There have been three new ASUs issued amending certain aspects of ASU 2014-09. ASU 2016-08, "Principal versus Agent Considerations (Reporting Revenue Gross Versus Net)," was issued in March 2016 to clarify certain aspects of the principal versus agent guidance in ASU 2014-09. In addition, ASU 2016-10, "Identifying Performance Obligations and Licensing" issued in April 2016, amends other sections of ASU 2014-09 including clarifying guidance related to identifying performance obligations and licensing implementation. Finally, ASU 2016-12, "Revenue from Contracts with Customers - Narrow Scope Improvements and Practical Expedients" provides amendments and practical expedients to the guidance in ASU 2014-09 in the areas of assessing collectability, presentation of sales taxes received from customers, noncash consideration, contract modification and clarification of using the full retrospective approach to adopt ASU 2014-09. With its evaluation of the impact of ASU 2014-09, the Company will also consider the impact related to the updated guidance provided by these three new ASUs.

 

In February 2016, the FASB issued ASU 2016-02, “Leases: Topic 842,” which provided updated guidance on lease accounting. ASU 2016-02 is effective for annual reporting periods beginning after December 15, 2018, including interim periods within that annual period, with early adoption permitted.
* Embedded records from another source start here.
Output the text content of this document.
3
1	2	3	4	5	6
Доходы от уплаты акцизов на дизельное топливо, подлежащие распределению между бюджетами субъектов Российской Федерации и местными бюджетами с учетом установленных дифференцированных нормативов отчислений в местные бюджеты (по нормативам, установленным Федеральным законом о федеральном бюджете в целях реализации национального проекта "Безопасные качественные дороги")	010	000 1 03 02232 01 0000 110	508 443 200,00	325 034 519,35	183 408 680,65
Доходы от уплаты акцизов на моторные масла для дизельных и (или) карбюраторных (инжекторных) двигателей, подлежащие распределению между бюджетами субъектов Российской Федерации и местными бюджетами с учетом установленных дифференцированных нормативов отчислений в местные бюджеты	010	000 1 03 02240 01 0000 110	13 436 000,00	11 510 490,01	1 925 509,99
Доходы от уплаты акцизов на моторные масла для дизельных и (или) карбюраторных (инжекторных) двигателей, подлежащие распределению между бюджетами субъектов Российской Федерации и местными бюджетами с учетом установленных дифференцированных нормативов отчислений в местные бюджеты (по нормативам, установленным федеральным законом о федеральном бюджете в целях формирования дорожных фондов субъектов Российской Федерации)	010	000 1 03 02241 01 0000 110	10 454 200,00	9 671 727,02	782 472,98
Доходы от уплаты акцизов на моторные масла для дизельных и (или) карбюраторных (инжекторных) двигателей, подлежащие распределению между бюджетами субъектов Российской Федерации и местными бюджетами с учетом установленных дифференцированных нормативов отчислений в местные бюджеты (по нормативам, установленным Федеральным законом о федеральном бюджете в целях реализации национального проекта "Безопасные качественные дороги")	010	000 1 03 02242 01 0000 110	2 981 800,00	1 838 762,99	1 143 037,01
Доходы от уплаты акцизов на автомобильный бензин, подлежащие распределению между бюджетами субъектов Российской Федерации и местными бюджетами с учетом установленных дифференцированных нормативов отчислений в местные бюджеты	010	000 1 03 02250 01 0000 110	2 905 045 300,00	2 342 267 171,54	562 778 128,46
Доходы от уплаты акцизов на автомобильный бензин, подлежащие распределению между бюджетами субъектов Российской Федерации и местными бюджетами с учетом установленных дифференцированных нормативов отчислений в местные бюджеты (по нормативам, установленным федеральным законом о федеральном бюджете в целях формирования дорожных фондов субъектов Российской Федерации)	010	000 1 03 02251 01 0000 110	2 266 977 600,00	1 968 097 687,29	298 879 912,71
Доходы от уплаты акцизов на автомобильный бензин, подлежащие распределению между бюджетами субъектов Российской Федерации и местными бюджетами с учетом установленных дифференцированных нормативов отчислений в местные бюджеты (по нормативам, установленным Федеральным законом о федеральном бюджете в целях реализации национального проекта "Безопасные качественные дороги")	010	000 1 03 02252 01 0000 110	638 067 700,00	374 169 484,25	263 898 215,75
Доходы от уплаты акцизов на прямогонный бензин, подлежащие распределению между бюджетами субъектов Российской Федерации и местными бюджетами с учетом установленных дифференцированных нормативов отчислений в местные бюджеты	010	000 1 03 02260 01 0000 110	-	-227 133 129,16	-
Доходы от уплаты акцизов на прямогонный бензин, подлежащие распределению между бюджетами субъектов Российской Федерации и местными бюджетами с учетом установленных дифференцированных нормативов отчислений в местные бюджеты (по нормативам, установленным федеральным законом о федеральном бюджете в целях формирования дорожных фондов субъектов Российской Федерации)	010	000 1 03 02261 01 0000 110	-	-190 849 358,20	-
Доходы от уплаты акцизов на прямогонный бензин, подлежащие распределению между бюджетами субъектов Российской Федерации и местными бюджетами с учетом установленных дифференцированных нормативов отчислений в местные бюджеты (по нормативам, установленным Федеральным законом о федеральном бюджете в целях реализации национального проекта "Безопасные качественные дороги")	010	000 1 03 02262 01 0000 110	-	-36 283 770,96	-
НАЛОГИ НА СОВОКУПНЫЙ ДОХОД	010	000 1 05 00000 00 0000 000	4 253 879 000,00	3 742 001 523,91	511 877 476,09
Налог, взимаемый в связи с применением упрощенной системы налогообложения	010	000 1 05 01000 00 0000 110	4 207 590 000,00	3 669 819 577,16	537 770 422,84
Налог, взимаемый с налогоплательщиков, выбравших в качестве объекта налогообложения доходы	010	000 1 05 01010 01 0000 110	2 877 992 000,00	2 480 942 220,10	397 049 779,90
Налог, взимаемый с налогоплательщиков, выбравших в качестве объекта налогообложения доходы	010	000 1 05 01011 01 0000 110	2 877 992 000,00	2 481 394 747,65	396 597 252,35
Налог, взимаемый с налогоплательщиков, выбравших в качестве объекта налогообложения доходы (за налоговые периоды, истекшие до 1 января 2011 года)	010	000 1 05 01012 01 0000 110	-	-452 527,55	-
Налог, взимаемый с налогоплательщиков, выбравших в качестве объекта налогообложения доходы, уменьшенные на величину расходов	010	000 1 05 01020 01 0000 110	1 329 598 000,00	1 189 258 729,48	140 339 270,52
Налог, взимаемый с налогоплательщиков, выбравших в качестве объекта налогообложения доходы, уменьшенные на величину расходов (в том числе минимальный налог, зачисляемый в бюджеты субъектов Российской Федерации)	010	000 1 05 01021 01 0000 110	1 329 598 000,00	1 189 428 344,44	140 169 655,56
The Company is evaluating the impact of adopting this new standard on its financial statements.

 

In March 2016, the FASB issued ASU 2016-09, “Compensation - Stock Compensation (Topic 718): Improvements to Employee Share-Based Payment Accounting” (“ASU 2016-09”), which simplifies several aspects of the accounting for employee share-based payment transactions, including the income tax consequences, classification of awards as either equity or liabilities, and classification on the statement of cash flows. The update is effective for fiscal years beginning after December 15, 2016, including interim periods within those fiscal years, with early adoption permitted. An entity that elects early adoption must adopt all of the amendments in the same period. Amendments related to the timing of when excess tax benefits are recognized, minimum statutory withholding requirements, forfeitures, and intrinsic value should be applied using a modified retrospective transition method by means of a cumulative-effect adjustment to equity as of the beginning of the period in which the guidance is adopted. Amendments related to the presentation of employee taxes paid on the statement of cash flows when an employer withholds shares to meet the minimum statutory withholding requirement should be applied retrospectively. Amendments requiring recognition of excess tax benefits and tax deficiencies in the income statement and the practical expedient for estimating expected term should be applied prospectively. An entity may elect to apply the amendments related to the presentation of excess tax benefits on the statement of cash flows using either a prospective transition method or a retrospective transition method. The Company is required to adopt ASU 2016-09 in the first quarter of 2017, and does not believe the adoption will have a material effect on its financial statements.